House Majority Leader Eric Cantor’s (R-Va.), latest legislative gambit is to sneak an amnesty provision into the National Defense Authorization Act (NDAA) that would reward an illegal alien with a green card for simply enlisting in the military. While Cantor is a somewhat abashed supporter of amnesty, he is resolutely committed to it, which only makes his conniving all the more seamy. Apparently Cantor believes that he can sell enough of his fellow Republicans on this vote, since it exchanges amnesty in return for military service, because what could be controversial about allowing illegal aliens to swear an oath to faithfully serve the country whose laws they have demonstrated contempt for?

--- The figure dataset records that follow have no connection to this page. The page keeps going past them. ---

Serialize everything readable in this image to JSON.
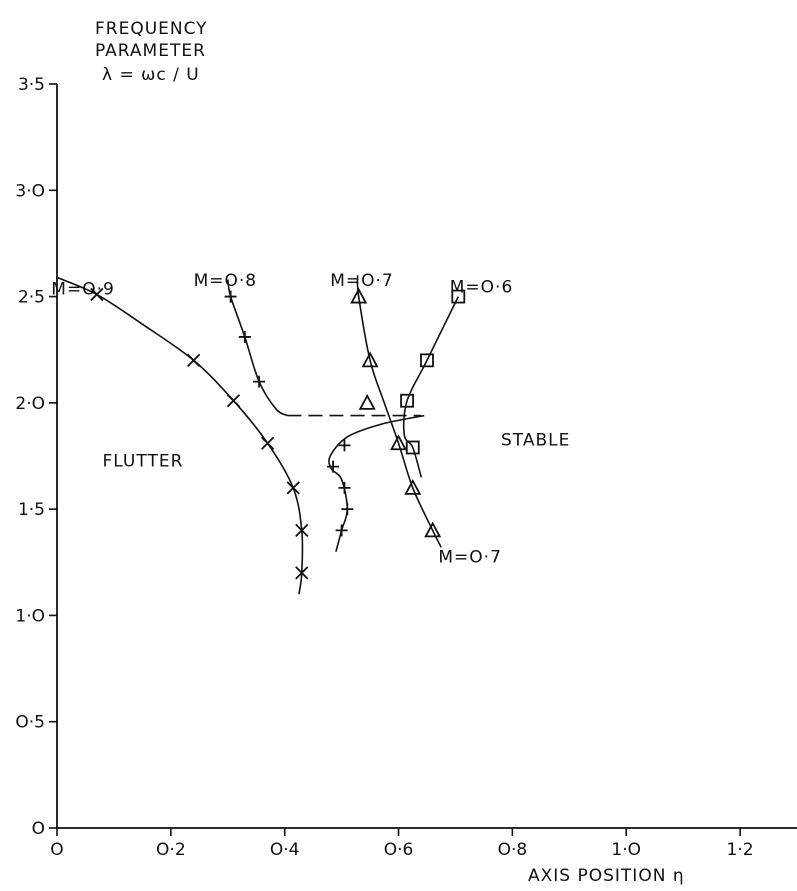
{
  "chart_data": {
    "type": "scatter",
    "ylabel_lines": [
      "FREQUENCY",
      "PARAMETER",
      "λ = ωc / U"
    ],
    "xlabel": "AXIS POSITION η",
    "xlim": [
      0,
      1.3
    ],
    "ylim": [
      0,
      3.5
    ],
    "x_ticks": [
      {
        "value": 0,
        "label": "O"
      },
      {
        "value": 0.2,
        "label": "O·2"
      },
      {
        "value": 0.4,
        "label": "O·4"
      },
      {
        "value": 0.6,
        "label": "O·6"
      },
      {
        "value": 0.8,
        "label": "O·8"
      },
      {
        "value": 1.0,
        "label": "1·O"
      },
      {
        "value": 1.2,
        "label": "1·2"
      }
    ],
    "y_ticks": [
      {
        "value": 0,
        "label": "O"
      },
      {
        "value": 0.5,
        "label": "O·5"
      },
      {
        "value": 1.0,
        "label": "1·O"
      },
      {
        "value": 1.5,
        "label": "1·5"
      },
      {
        "value": 2.0,
        "label": "2·O"
      },
      {
        "value": 2.5,
        "label": "2·5"
      },
      {
        "value": 3.0,
        "label": "3·O"
      },
      {
        "value": 3.5,
        "label": "3·5"
      }
    ],
    "grid": false,
    "series": [
      {
        "name": "M=O·9",
        "marker": "x",
        "points": [
          [
            0.07,
            2.51
          ],
          [
            0.24,
            2.2
          ],
          [
            0.31,
            2.01
          ],
          [
            0.37,
            1.81
          ],
          [
            0.415,
            1.6
          ],
          [
            0.43,
            1.4
          ],
          [
            0.43,
            1.2
          ]
        ],
        "curve": [
          [
            0.0,
            2.59
          ],
          [
            0.07,
            2.51
          ],
          [
            0.15,
            2.37
          ],
          [
            0.24,
            2.2
          ],
          [
            0.31,
            2.01
          ],
          [
            0.37,
            1.81
          ],
          [
            0.415,
            1.6
          ],
          [
            0.43,
            1.4
          ],
          [
            0.43,
            1.2
          ],
          [
            0.425,
            1.1
          ]
        ]
      },
      {
        "name": "M=O·8",
        "marker": "+",
        "points": [
          [
            0.305,
            2.5
          ],
          [
            0.33,
            2.31
          ],
          [
            0.355,
            2.1
          ],
          [
            0.505,
            1.8
          ],
          [
            0.485,
            1.7
          ],
          [
            0.505,
            1.6
          ],
          [
            0.51,
            1.5
          ],
          [
            0.5,
            1.4
          ]
        ],
        "curve": [
          [
            0.3,
            2.58
          ],
          [
            0.305,
            2.5
          ],
          [
            0.33,
            2.31
          ],
          [
            0.355,
            2.1
          ],
          [
            0.385,
            1.97
          ],
          [
            0.405,
            1.94
          ]
        ],
        "dashed": [
          [
            0.405,
            1.94
          ],
          [
            0.64,
            1.94
          ]
        ],
        "loop": [
          [
            0.645,
            1.94
          ],
          [
            0.57,
            1.9
          ],
          [
            0.51,
            1.84
          ],
          [
            0.48,
            1.75
          ],
          [
            0.482,
            1.69
          ],
          [
            0.5,
            1.64
          ],
          [
            0.51,
            1.5
          ],
          [
            0.5,
            1.4
          ],
          [
            0.49,
            1.3
          ]
        ]
      },
      {
        "name": "M=O·7",
        "marker": "triangle",
        "points": [
          [
            0.53,
            2.5
          ],
          [
            0.55,
            2.2
          ],
          [
            0.545,
            2.0
          ],
          [
            0.6,
            1.81
          ],
          [
            0.625,
            1.6
          ],
          [
            0.66,
            1.4
          ]
        ],
        "curve": [
          [
            0.528,
            2.6
          ],
          [
            0.53,
            2.5
          ],
          [
            0.55,
            2.2
          ],
          [
            0.575,
            2.0
          ],
          [
            0.6,
            1.81
          ],
          [
            0.625,
            1.6
          ],
          [
            0.66,
            1.4
          ],
          [
            0.675,
            1.32
          ]
        ]
      },
      {
        "name": "M=O·6",
        "marker": "square",
        "points": [
          [
            0.705,
            2.5
          ],
          [
            0.65,
            2.2
          ],
          [
            0.615,
            2.01
          ],
          [
            0.625,
            1.79
          ]
        ],
        "curve": [
          [
            0.705,
            2.5
          ],
          [
            0.65,
            2.2
          ],
          [
            0.615,
            2.01
          ],
          [
            0.61,
            1.85
          ],
          [
            0.625,
            1.79
          ],
          [
            0.64,
            1.65
          ]
        ]
      }
    ],
    "annotations": [
      {
        "text": "M=O·9",
        "x": -0.01,
        "y": 2.51
      },
      {
        "text": "M=O·8",
        "x": 0.24,
        "y": 2.55
      },
      {
        "text": "M=O·7",
        "x": 0.48,
        "y": 2.55
      },
      {
        "text": "M=O·6",
        "x": 0.69,
        "y": 2.52
      },
      {
        "text": "M=O·7",
        "x": 0.67,
        "y": 1.25
      },
      {
        "text": "FLUTTER",
        "x": 0.08,
        "y": 1.7
      },
      {
        "text": "STABLE",
        "x": 0.78,
        "y": 1.8
      }
    ]
  }
}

Is this the first piece of the puzzle of immigration legislation (re: amnesty and massive increases in legal and guest worker admissions) that Cantor alluded to on the House floor last November? Clearly, his corporate bosses are growing desperate for action. Attaching an amnesty rider to a must-pass piece of legislation only invites more mischief, including giving Harry Reid the opportunity to attach the Senate Gang of Eight immigration bill to the NDAA and sending it back to the House, where it could pass with Cantor and his allies voting with the Democrats.
Cantor has been pegged as one of the “young gun” candidates to challenge for the Speaker’s gavel when Boehner steps down. Clearly, Cantor believes that solidifying his donor base is key to securing the Speaker’s chair. However, he risks alienating his fellow Republicans, as well as voters in his district, where Cantor’s immigration stance has won him a primary challenger, Randolph-Macon College economics professor, David Brat.

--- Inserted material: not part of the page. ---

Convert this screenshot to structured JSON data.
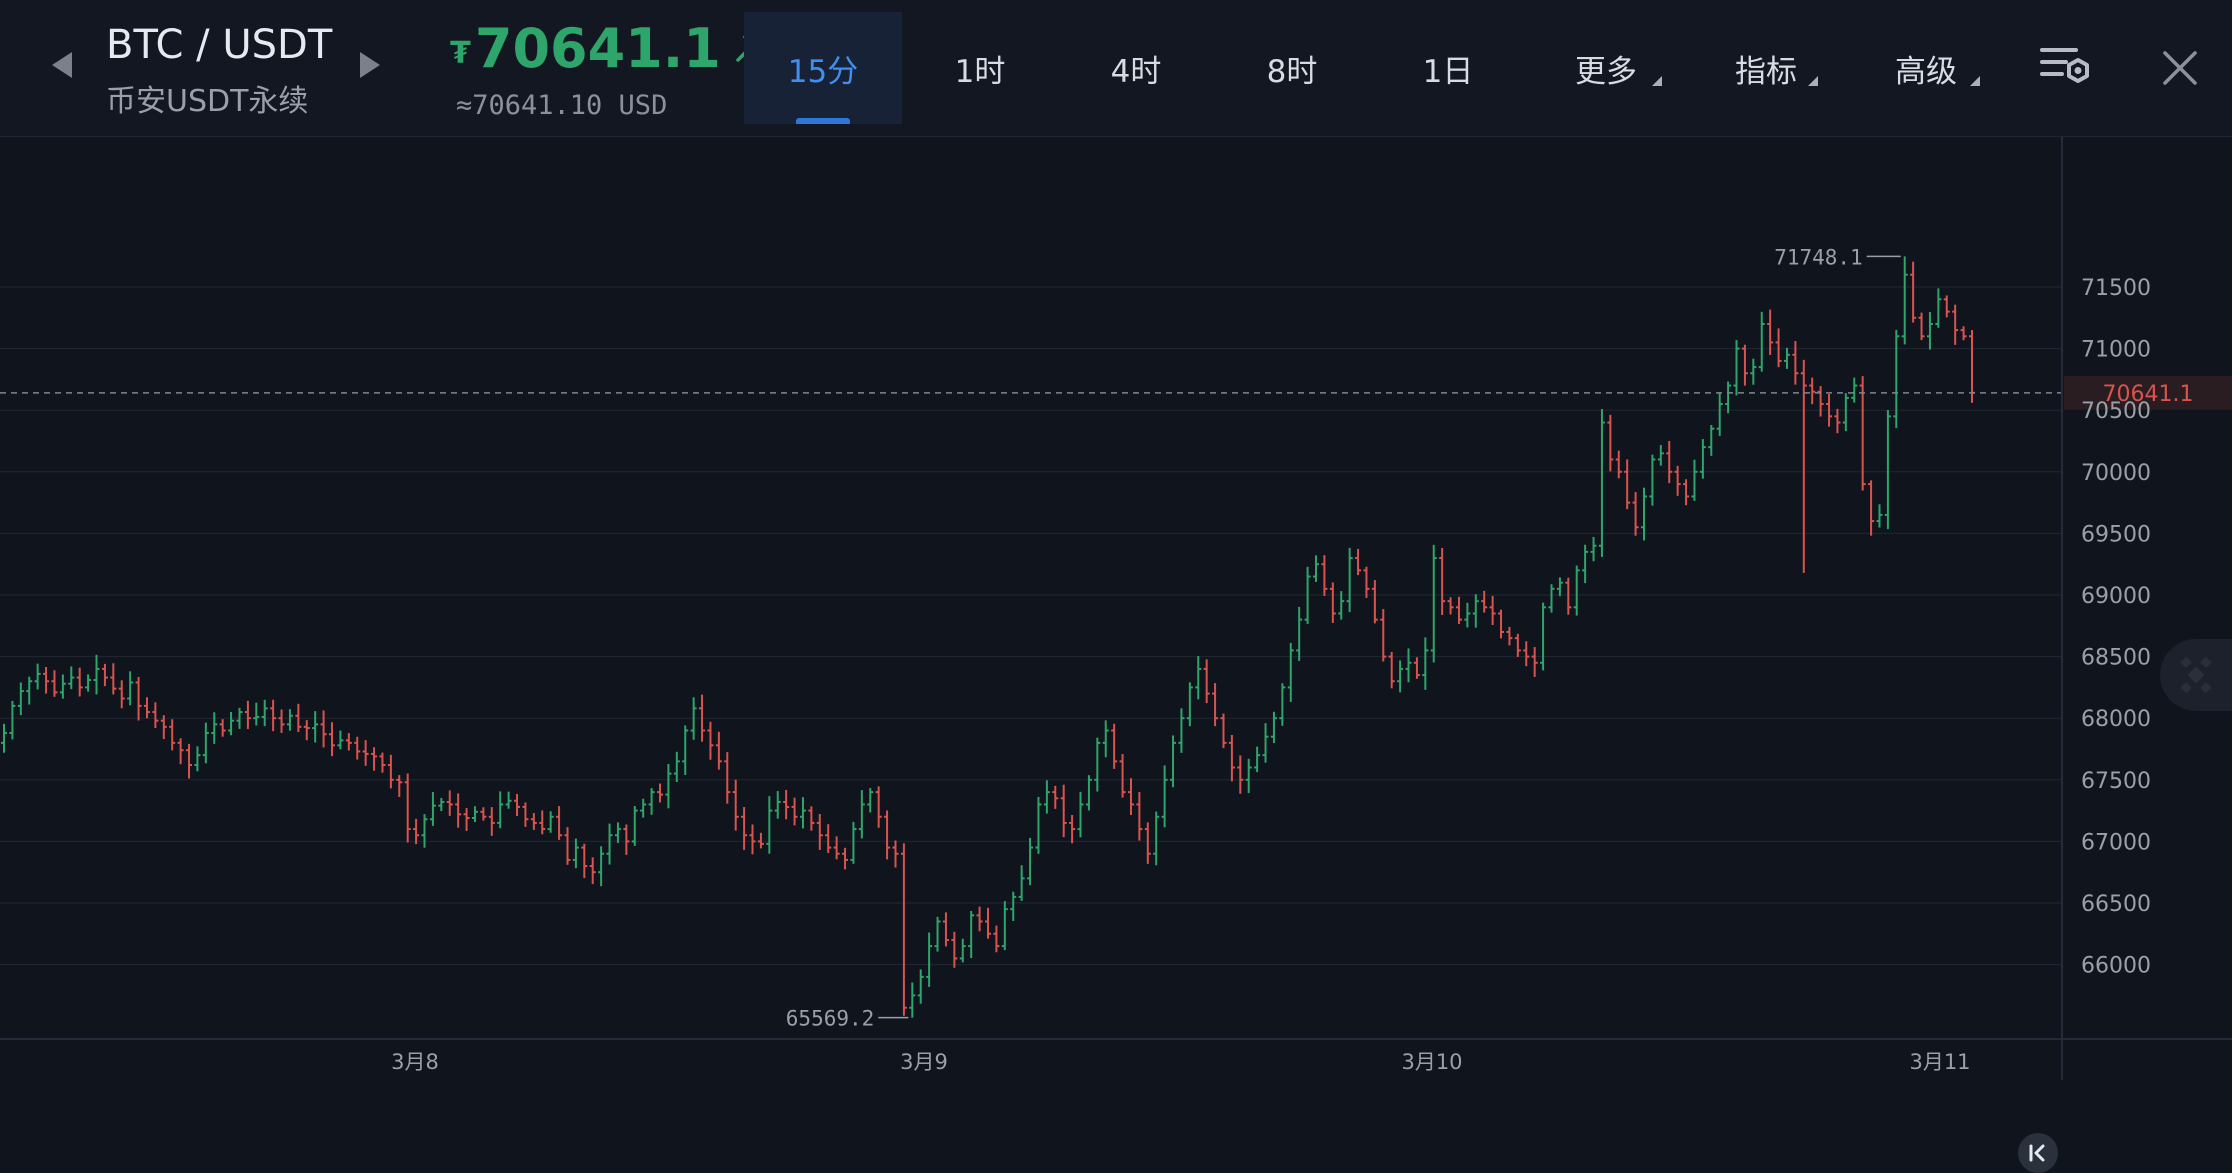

Cantor’s stance on immigration isn’t any different than that of the old guard, which is likely how he has climbed the leadership ladder. The establishment of both parties has worked to undermine any serious border security or interior enforcement efforts for the past thirty years. Today, illegal aliens can get driver’s licenses, in-state tuition at public universities, teach in public schools, practice law, and even attend the State of the Union address as guests of the President. If Cantor gets his way, illegal aliens will soon be enlisting in the military.
When Ronald Reagan signed legislation in 1986 granting amnesty to 3 million illegal aliens, he said, “Future generations of Americans will be thankful for our efforts to humanely regain control of our borders and thereby preserve the value of one of the most sacred possessions of our people: American citizenship.” Will using the U.S. military to process green cards for illegal aliens preserve that sacred value?